I was at the gym on my first day of a trial membership.
I was on the elliptical with my headphones in and my eyes closed, willing the world away. People, problems, noise, and challenge all slipped into the ether, disappearing in a cloud of breath and fast-paced music. Suddenly, a piercing interruption.
“GOOD FOR YOU!”
I opened my eyes to see a stranger standing before me, face to face. She smiled with too much encouragement, the way adults do when children learn a basic skill for the first time. I felt conspicuous, the recipient of too much unwanted and unwelcome attention. I forced a weak smile and nodded, waiting for her to leave.
I looked around. No one else was talking to anyone they didn’t know. One other patron stared at me, his face contorted with unchecked disgust.
Suddenly, I was back in high school, the last huffing, puffing fat kid to finish the mile. The size of my body felt so obvious. It felt piteous because it was pitied, disgusting because it elicited disgust. I walked into the gym feeling fine, even good. I walked out feeling ashamed, small, embarrassed by my own audacity.
Going to the gym as a fat person is a ropes course of social cues — little signals that I’m unwanted or, at best, unexpected.
Like an uninvited party guest who can’t take the hint. Would you like something to drink? We don’t have much left.
The gym exposes a challenging double-bind of attitudes around fatness. Even doing what I’m expected to do — working out — I’m still met with sidelong glances and open gawking, reminders that I’m unwelcome and unwanted. Even in the place I’m supposed to be, I can’t find respite.
As a fat person, I’m constantly bombarded with messages telling me that my job is to spend all of my time and energy changing my body, ever reducing it, until it is the right shape and size, until it moves the right way and says the right thing; until I am confident but not conceited, apologetic but not sad.
This is an impossible standard that rejects nearly all of us. But the gravitational pull of beauty standards is so strong that we are pulled into their orbit.
We all keep trying, keep striving, keep failing. We don’t lose as much weight as we thought, or we don’t lose it in the right places. Our bodies remain stubborn and untamed, unbending to our forceful will. But still, we try. We try new diets, new workouts, new pills. We spend money, time, effort. And every time something doesn’t work, it calls up all of our past defeats. Over time, those failures start to feel like who we are. They ferment, souring into shame.
When any of us goes to the gym, it can call up all of that shame, hurt, and anger at ourselves for our perceived shortcomings. But when I show up, I become an effigy for all of that angst. I suddenly start to feel like a high schooler again at the gym, awkward and ashamed. Because in that environment, so many of us are suddenly awash in insecurity, focused on performing and judging. Even in a gym, the only bodies we can accept are the ones that are already perfect.

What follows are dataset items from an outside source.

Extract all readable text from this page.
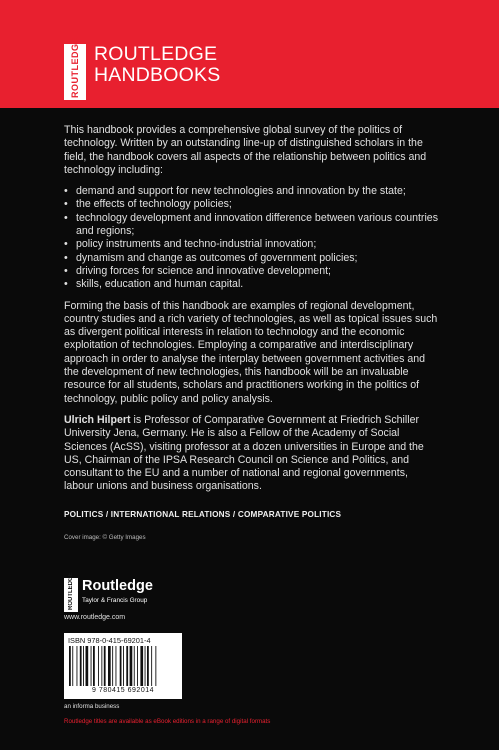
ROUTLEDGE ROUTLEDGE
HANDBOOKS

This handbook provides a comprehensive global survey of the politics of technology. Written by an outstanding line-up of distinguished scholars in the field, the handbook covers all aspects of the relationship between politics and technology including:

• demand and support for new technologies and innovation by the state;
• the effects of technology policies;
• technology development and innovation difference between various countries and regions;
• policy instruments and techno-industrial innovation;
• dynamism and change as outcomes of government policies;
• driving forces for science and innovative development;
• skills, education and human capital.

Forming the basis of this handbook are examples of regional development, country studies and a rich variety of technologies, as well as topical issues such as divergent political interests in relation to technology and the economic exploitation of technologies. Employing a comparative and interdisciplinary approach in order to analyse the interplay between government activities and the development of new technologies, this handbook will be an invaluable resource for all students, scholars and practitioners working in the politics of technology, public policy and policy analysis.

Ulrich Hilpert is Professor of Comparative Government at Friedrich Schiller University Jena, Germany. He is also a Fellow of the Academy of Social Sciences (AcSS), visiting professor at a dozen universities in Europe and the US, Chairman of the IPSA Research Council on Science and Politics, and consultant to the EU and a number of national and regional governments, labour unions and business organisations.

POLITICS / INTERNATIONAL RELATIONS / COMPARATIVE POLITICS
Cover image: © Getty Images
ROUTLEDGE Routledge
Taylor & Francis Group
www.routledge.com
ISBN 978-0-415-69201-4
9 780415 692014
an informa business
Routledge titles are available as eBook editions in a range of digital formats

When I work out, I don’t do it to fit an impossible and exclusive standard.
I do it to clear my head. I do it to feel vitality, the brightness of knowing just how alive I can be. I do it to take care of a body that takes care of me.
But to go to a gym, I’ve also got to brave a culture that’s borne of insecurity, perfectionism and the lack of it. There’s no room for more, better, improvement. There’s no room for getting stronger, breathing easier, goals other than weight loss. There’s only room for hunger, lack, insecurity and shame.

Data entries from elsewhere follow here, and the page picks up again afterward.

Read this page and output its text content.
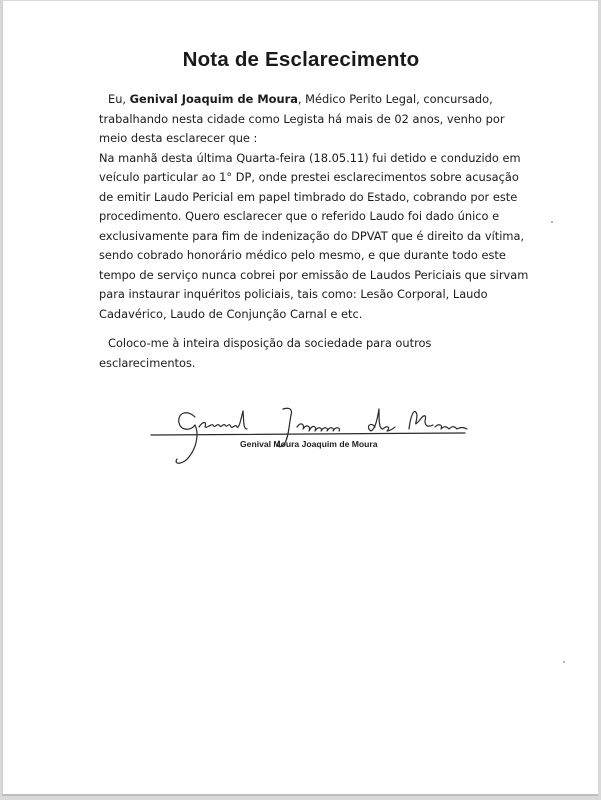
Nota de Esclarecimento
Eu, Genival Joaquim de Moura, Médico Perito Legal, concursado,
trabalhando nesta cidade como Legista há mais de 02 anos, venho por
meio desta esclarecer que :
Na manhã desta última Quarta-feira (18.05.11) fui detido e conduzido em
veículo particular ao 1° DP, onde prestei esclarecimentos sobre acusação
de emitir Laudo Pericial em papel timbrado do Estado, cobrando por este
procedimento. Quero esclarecer que o referido Laudo foi dado único e
exclusivamente para fim de indenização do DPVAT que é direito da vítima,
sendo cobrado honorário médico pelo mesmo, e que durante todo este
tempo de serviço nunca cobrei por emissão de Laudos Periciais que sirvam
para instaurar inquéritos policiais, tais como: Lesão Corporal, Laudo
Cadavérico, Laudo de Conjunção Carnal e etc.
Coloco-me à inteira disposição da sociedade para outros
esclarecimentos.
Genival Moura Joaquim de Moura
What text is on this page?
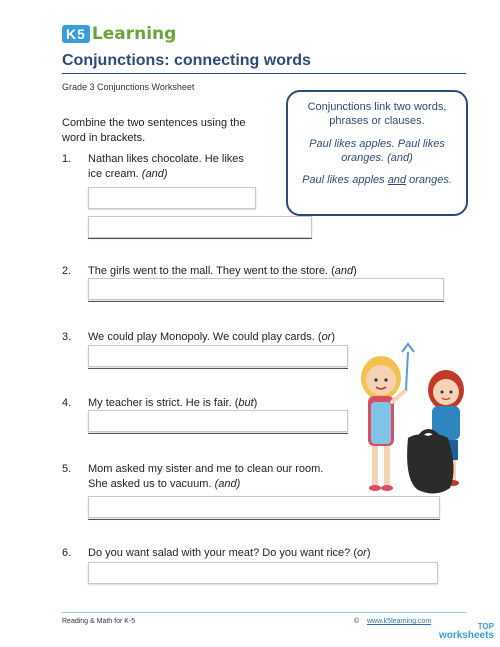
K5 Learning
Conjunctions: connecting words
Grade 3 Conjunctions Worksheet

Conjunctions link two words, phrases or clauses.

Paul likes apples. Paul likes oranges. (and)

Paul likes apples and oranges.

Combine the two sentences using the word in brackets.
1. Nathan likes chocolate. He likes ice cream. (and)
2. The girls went to the mall. They went to the store. (and)
3. We could play Monopoly. We could play cards. (or)
4. My teacher is strict. He is fair. (but)
5. Mom asked my sister and me to clean our room.
She asked us to vacuum. (and)
6. Do you want salad with your meat? Do you want rice? (or)
Reading & Math for K-5	© www.k5learning.com
TOP
worksheets
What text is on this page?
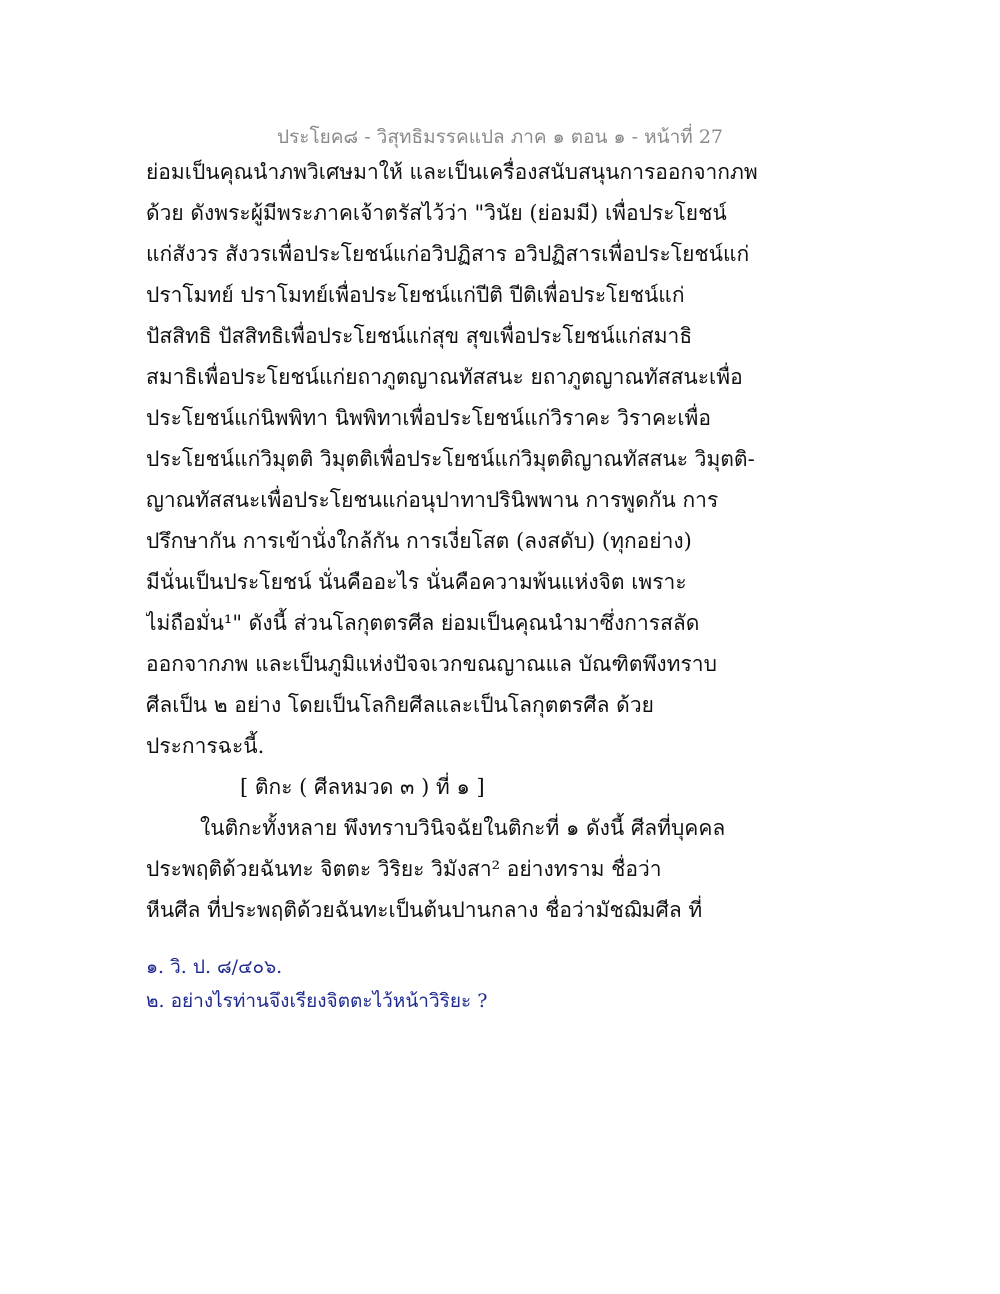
ประโยค๘ - วิสุทธิมรรคแปล ภาค ๑ ตอน ๑ - หน้าที่ 27
ย่อมเป็นคุณนำภพวิเศษมาให้ และเป็นเครื่องสนับสนุนการออกจากภพ
ด้วย ดังพระผู้มีพระภาคเจ้าตรัสไว้ว่า "วินัย (ย่อมมี) เพื่อประโยชน์
แก่สังวร สังวรเพื่อประโยชน์แก่อวิปฏิสาร อวิปฏิสารเพื่อประโยชน์แก่
ปราโมทย์ ปราโมทย์เพื่อประโยชน์แก่ปีติ ปีติเพื่อประโยชน์แก่
ปัสสิทธิ ปัสสิทธิเพื่อประโยชน์แก่สุข สุขเพื่อประโยชน์แก่สมาธิ
สมาธิเพื่อประโยชน์แก่ยถาภูตญาณทัสสนะ ยถาภูตญาณทัสสนะเพื่อ
ประโยชน์แก่นิพพิทา นิพพิทาเพื่อประโยชน์แก่วิราคะ วิราคะเพื่อ
ประโยชน์แก่วิมุตติ วิมุตติเพื่อประโยชน์แก่วิมุตติญาณทัสสนะ วิมุตติ-
ญาณทัสสนะเพื่อประโยชนแก่อนุปาทาปรินิพพาน การพูดกัน การ
ปรึกษากัน การเข้านั่งใกล้กัน การเงี่ยโสต (ลงสดับ) (ทุกอย่าง)
มีนั่นเป็นประโยชน์ นั่นคืออะไร นั่นคือความพ้นแห่งจิต เพราะ
ไม่ถือมั่น¹" ดังนี้ ส่วนโลกุตตรศีล ย่อมเป็นคุณนำมาซึ่งการสลัด
ออกจากภพ และเป็นภูมิแห่งปัจจเวกขณญาณแล บัณฑิตพึงทราบ
ศีลเป็น ๒ อย่าง โดยเป็นโลกิยศีลและเป็นโลกุตตรศีล ด้วย
ประการฉะนี้.
[ ติกะ ( ศีลหมวด ๓ ) ที่ ๑ ]
ในติกะทั้งหลาย พึงทราบวินิจฉัยในติกะที่ ๑ ดังนี้ ศีลที่บุคคล
ประพฤติด้วยฉันทะ จิตตะ วิริยะ วิมังสา² อย่างทราม ชื่อว่า
หีนศีล ที่ประพฤติด้วยฉันทะเป็นต้นปานกลาง ชื่อว่ามัชฌิมศีล ที่
๑. วิ. ป. ๘/๔๐๖.
๒. อย่างไรท่านจึงเรียงจิตตะไว้หน้าวิริยะ ?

I’ve had enough insecurity and shame. Instead of chasing a mirage my body will never be, I focus on making it strong. I attend to the many measures of health that shame conquers and flattens. I take long hikes and runs to clear my cluttered mind. I find safe places to swim, to feel the power of my body, the waves it can make. I return to that simple, glorious feeling of my sturdy heart pumping blood brightly through my veins.
I have known enough shame. Today, I choose abundance and confidence. I choose nuance and self-determination. I choose strength.